The series is convergent when

$\rho <1$

$$\begin{gathered} \Rightarrow \left|\frac{(x+2)}{3}\right|<1 \\ \Rightarrow -1<\frac{(x+2)}{3}<1 \\ \Rightarrow -5<x<1. \end{gathered}$$

Thus, the given series is convergent in the interval $-5<x<1$.

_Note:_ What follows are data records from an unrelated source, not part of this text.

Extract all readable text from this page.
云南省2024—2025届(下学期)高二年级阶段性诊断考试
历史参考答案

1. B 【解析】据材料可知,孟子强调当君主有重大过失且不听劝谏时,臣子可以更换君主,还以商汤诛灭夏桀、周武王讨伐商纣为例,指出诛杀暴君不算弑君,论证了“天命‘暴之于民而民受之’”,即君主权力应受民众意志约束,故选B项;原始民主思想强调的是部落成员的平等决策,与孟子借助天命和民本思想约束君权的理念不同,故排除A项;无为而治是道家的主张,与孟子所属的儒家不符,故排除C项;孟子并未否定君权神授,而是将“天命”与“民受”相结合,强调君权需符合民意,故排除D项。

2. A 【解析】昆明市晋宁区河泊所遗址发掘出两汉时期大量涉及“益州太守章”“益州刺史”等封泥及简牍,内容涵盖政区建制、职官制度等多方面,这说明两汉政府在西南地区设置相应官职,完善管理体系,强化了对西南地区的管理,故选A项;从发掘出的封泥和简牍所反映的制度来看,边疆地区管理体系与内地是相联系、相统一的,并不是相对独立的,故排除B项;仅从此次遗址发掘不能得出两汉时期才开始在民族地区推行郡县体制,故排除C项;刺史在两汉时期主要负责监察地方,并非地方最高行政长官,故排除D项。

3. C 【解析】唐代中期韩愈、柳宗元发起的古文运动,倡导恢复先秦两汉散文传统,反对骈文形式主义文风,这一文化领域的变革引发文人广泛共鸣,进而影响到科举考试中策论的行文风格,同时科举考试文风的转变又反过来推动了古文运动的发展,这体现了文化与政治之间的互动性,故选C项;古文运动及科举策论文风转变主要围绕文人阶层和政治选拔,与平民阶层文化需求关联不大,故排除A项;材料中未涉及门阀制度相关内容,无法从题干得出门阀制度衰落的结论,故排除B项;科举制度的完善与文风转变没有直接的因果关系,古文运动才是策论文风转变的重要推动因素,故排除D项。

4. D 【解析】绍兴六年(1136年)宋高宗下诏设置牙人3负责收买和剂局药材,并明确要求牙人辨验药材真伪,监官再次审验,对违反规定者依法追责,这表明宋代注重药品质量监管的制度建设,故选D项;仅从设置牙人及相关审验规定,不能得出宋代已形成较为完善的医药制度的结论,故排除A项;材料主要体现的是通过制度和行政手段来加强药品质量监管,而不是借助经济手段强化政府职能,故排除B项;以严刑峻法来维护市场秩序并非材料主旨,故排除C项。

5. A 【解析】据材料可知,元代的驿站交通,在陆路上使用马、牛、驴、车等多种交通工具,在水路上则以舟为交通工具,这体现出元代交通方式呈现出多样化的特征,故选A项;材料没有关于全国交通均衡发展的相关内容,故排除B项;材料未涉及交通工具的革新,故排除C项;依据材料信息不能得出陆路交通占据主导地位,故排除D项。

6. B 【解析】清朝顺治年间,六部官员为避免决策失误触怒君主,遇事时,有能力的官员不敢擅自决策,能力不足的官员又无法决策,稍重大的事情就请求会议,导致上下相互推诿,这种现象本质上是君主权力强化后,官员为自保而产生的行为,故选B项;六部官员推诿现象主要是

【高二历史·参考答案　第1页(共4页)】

At the end point $x=-5$, the series is

$\begin{array}{rcl}\sum _{n=1}^{\infty }\frac{{(x+2)}^n}{{(-3)}^n\sqrt{n}}& =& \sum _{n=1}^{\infty }\frac{{(-5+2)}^n}{{(-3)}^n\sqrt{n}}\\ & =& \sum _{n=1}^{\infty }\frac{{(-3)}^n}{{(-3)}^n\sqrt{n}}\\ & =& \sum _{n=1}^{\infty }\frac{1}{\sqrt{n}}\\ & =& -\frac{1}{1}+\frac{1}{\sqrt{2}}-\frac{1}{\sqrt{3}}+\cdots \\ & & \end{array}$

As the series $S=\frac{1}{1^p}+\frac{1}{2^p}+\frac{1}{3^p}+\cdots$diverges when $p<1$.

Thus, the series $\sum _{n=1}^{\infty }\frac{{(x+2)}^n}{{(-3)}^n\sqrt{n}}=\frac{1}{1}-\frac{1}{3}+\frac{1}{5}-\cdots \frac{{(-1)}^{n+1}}{2n-1}\cdots$diverges at lower endpoint $x=-5$.

At the end point $x=1$, the series is.

$\begin{array}{rcl}\sum _{n=1}^{\infty }\frac{{(x+2)}^n}{{(-3)}^n\sqrt{n}}& =& \sum _{n=1}^{\infty }\frac{{(1+2)}^n}{{(-3)}^n\sqrt{n}}\\ & =& \sum _{n=1}^{\infty }\frac{{\left(3\right)}^n}{{(-3)}^n\sqrt{n}}\\ & =& \sum _{n=1}^{\infty }{(-1)}^n\frac{1}{\sqrt{n}}\\ & =& -\frac{1}{\sqrt{1}}+\frac{1}{\sqrt{2}}-\frac{1}{\sqrt{3}}+\cdots \\ & & \end{array}$

It has alternately negative and positive terms, each term is less than the preceding term is and $li{m}_{n\to \infty }\left(\frac{1}{\sqrt{n}}\right)=0$, therefore, this series at the upper end-point$x=1$ is a converging series.

Hence, the given series is convergent in interval $-5<x⩽1$.